Kacır, bunun rakamlarla da kanıtlandığını belirterek, “Türkiye, Küresel İnovasyon Endeksi’nde 10 basamak yükselerek 41’inci sıraya çıktı ve tarihinin en iyi sıralamasına ulaştı.” dedi.

“2023’E KADAR 7 YENİ MODEL FABRİKA AÇMAYI PLANLIYORUZ”

KOBİ’lerin dijital dönüşümü için bir yol haritası hazırladıklarını anımsatan Kacır, bu dönüşümün insani yönüne dikkati çekti.

Kacır, dijital dönüşümün hızı arttıkça ve robotlar insanların yaptıkları görevleri üstlendikçe birçok işin gereksiz hale geleceğini, buna karşın yeni istihdam alanları da oluşabileceğini anlattı. Bu noktada, gelecek nesli iş gücünün dönüşümüne hazırlamanın ve mevcut iş gücünü dönüştürmenin önem kazandığını dile getiren Kacır, “Bu nedenle insan sermayesini geliştirmeyi önemsiyoruz.
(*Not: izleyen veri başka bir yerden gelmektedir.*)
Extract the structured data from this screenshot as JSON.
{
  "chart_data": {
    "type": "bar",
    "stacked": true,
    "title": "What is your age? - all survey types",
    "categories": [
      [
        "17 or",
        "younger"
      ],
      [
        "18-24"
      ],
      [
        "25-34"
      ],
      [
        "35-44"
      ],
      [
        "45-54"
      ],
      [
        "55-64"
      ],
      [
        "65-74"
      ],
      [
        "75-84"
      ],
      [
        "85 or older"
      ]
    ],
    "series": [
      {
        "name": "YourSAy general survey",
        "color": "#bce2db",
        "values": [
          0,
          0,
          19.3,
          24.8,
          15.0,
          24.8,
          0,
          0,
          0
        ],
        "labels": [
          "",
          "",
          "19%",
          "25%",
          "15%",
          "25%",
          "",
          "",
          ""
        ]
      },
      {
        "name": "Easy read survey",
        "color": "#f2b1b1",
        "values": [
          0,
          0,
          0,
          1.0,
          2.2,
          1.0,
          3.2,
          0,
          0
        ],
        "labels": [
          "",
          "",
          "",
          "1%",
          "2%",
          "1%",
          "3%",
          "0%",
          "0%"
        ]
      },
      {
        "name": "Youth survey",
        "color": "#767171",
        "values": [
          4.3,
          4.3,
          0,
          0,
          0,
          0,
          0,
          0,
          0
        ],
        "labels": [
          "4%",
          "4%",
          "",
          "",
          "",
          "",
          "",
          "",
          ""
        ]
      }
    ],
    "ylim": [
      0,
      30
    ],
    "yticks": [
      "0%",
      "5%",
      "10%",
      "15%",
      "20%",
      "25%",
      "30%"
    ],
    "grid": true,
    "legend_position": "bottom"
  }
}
Türkiye’deki yazılımcı sayısını 500 bine çıkarmayı hedefliyoruz.” diye konuştu.

Kacır, model fabrikalarda Türk girişimcilerini ve çalışanlarını yalın üretim yöntemleriyle tanıştırdıklarını belirterek, bu fabrikalardan 8’inin faaliyete geçtiğini ve 2023’e kadar 7 yeni model fabrika açmayı planladıklarını aktardı.
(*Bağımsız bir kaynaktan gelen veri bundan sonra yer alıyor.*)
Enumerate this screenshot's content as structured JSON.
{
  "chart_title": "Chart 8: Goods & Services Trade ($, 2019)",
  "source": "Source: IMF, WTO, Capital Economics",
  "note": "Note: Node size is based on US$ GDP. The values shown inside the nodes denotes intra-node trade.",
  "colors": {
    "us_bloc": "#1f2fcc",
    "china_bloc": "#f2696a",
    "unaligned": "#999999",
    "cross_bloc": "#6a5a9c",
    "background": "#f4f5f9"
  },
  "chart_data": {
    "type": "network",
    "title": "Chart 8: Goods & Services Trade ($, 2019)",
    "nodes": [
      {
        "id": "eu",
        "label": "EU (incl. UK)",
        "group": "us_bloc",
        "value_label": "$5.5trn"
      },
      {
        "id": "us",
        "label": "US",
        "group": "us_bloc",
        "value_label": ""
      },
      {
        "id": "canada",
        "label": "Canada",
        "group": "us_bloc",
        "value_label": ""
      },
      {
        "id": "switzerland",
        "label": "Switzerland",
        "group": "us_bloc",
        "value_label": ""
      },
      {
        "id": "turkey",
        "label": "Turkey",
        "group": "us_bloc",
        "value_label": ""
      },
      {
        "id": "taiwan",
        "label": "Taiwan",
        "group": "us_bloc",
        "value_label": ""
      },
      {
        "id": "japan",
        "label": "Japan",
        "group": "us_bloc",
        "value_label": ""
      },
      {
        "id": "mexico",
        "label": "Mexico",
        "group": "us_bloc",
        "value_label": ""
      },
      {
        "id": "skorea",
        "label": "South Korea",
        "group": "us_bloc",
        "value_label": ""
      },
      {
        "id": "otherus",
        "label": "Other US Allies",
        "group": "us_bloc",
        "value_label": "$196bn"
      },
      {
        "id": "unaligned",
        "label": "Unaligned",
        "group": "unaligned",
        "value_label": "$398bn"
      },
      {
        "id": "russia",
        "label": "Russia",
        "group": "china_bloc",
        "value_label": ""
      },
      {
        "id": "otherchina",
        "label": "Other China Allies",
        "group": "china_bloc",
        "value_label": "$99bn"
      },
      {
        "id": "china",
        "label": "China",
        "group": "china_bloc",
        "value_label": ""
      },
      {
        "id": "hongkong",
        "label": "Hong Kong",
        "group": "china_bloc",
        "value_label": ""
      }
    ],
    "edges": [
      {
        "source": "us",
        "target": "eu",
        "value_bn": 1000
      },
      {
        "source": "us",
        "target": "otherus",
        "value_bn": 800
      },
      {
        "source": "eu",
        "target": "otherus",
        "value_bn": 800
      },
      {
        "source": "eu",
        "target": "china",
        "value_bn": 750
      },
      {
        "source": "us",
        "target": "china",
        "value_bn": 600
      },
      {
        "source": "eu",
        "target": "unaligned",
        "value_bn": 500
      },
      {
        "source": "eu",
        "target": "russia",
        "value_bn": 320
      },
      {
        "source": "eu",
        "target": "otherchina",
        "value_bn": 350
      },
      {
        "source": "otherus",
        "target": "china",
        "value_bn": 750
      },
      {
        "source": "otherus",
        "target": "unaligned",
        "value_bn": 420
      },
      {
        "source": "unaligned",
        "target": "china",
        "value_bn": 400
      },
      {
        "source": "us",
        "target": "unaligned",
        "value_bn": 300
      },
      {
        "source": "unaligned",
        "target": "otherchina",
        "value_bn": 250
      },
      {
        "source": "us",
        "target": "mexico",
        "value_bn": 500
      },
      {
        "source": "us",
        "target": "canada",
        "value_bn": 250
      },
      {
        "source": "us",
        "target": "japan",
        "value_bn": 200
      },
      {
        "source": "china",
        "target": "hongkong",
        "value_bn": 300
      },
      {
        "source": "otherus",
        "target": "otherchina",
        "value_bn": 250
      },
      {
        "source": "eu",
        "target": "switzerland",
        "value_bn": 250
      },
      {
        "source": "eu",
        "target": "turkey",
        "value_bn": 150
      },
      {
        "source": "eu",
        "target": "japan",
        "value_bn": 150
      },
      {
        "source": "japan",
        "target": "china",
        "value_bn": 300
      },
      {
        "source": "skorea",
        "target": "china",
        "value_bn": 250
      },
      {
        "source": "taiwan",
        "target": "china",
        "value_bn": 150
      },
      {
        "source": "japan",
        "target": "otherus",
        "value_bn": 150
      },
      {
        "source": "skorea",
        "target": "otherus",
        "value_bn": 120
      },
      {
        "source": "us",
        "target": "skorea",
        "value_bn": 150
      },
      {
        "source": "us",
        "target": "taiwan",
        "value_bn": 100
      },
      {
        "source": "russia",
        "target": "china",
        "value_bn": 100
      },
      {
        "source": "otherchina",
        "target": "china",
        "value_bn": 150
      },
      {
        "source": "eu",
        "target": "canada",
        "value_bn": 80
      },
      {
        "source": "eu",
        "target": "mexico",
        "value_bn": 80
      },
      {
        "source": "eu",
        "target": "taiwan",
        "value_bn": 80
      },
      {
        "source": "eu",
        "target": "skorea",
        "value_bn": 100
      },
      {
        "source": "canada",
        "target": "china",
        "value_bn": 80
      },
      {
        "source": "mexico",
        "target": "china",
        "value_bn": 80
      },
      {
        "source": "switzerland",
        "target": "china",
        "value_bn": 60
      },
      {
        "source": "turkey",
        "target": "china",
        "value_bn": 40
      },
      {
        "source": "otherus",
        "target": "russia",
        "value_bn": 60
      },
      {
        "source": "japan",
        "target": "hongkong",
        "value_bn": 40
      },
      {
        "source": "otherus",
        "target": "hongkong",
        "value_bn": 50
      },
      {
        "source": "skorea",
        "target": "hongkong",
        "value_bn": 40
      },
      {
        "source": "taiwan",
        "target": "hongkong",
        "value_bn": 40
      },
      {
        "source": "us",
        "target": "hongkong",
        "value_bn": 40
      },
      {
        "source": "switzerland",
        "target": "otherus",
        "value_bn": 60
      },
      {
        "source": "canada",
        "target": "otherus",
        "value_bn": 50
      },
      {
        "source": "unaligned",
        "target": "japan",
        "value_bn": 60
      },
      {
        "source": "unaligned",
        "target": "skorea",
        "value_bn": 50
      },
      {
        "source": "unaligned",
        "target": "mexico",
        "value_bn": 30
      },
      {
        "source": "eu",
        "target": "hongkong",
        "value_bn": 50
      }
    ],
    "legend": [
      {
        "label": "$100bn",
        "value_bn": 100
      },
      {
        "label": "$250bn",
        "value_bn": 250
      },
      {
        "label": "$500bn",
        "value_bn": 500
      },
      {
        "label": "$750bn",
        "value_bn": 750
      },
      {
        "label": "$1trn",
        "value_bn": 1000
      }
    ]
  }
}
“DİJİTAL DÖNÜŞÜM İTALYAN HÜKÜMETİ İÇİN DE BİR POLİTİKA ÖNCELİĞİ”

İtalyan ortaklarla iş birliğini genişletmeyi hedeflediklerini vurgulayan Kacır, dijital dönüşümün İtalyan hükümeti için de bir politika önceliği olduğunu dile getirdi.

Kacır, “Dijital dönüşümle ilgili kamu politikalarını, projelerini ve iyi uygulamalarını paylaşmanın her iki taraf için de faydalı olacağına inanıyorum.” ifadesini kullandı.

Yeşil Mutabakat Eylem Planı’nın, Türkiye’nin daha sürdürülebilir, kaynakları verimli kullanan ve yeşil bir ekonomiye geçişine katkıda bulunacağına işaret eden Kacır, yeşil dönüşümü hızlandırma ihtiyacı doğrultusunda yatırım teşviklerini ve ulusal standartları yeniden yapılandıracaklarını söyledi.

Kacır, başarılı bir yeşil dönüşümün uluslararası ortaklık gerektirdiğine dikkati çekerek, şunları kaydetti:

“Bu noktada, AB’nin yeşil dönüşümdeki öncü rolünü memnuniyetle karşıladığımızı yinelemek istiyorum. AB’nin de başta sınırda karbon düzenleme mekanizması ve teşvik programları olmak üzere yeşil dönüşüm programlarını Türkiye ile iş birliği içinde hayata geçirmesini umuyoruz. AB programlarından daha fazla yararlanmak için İtalyan meslektaşlarımızla yakın iş birliği içinde çalışmaya her zaman hazır olduğumuzu vurgulamak isterim.”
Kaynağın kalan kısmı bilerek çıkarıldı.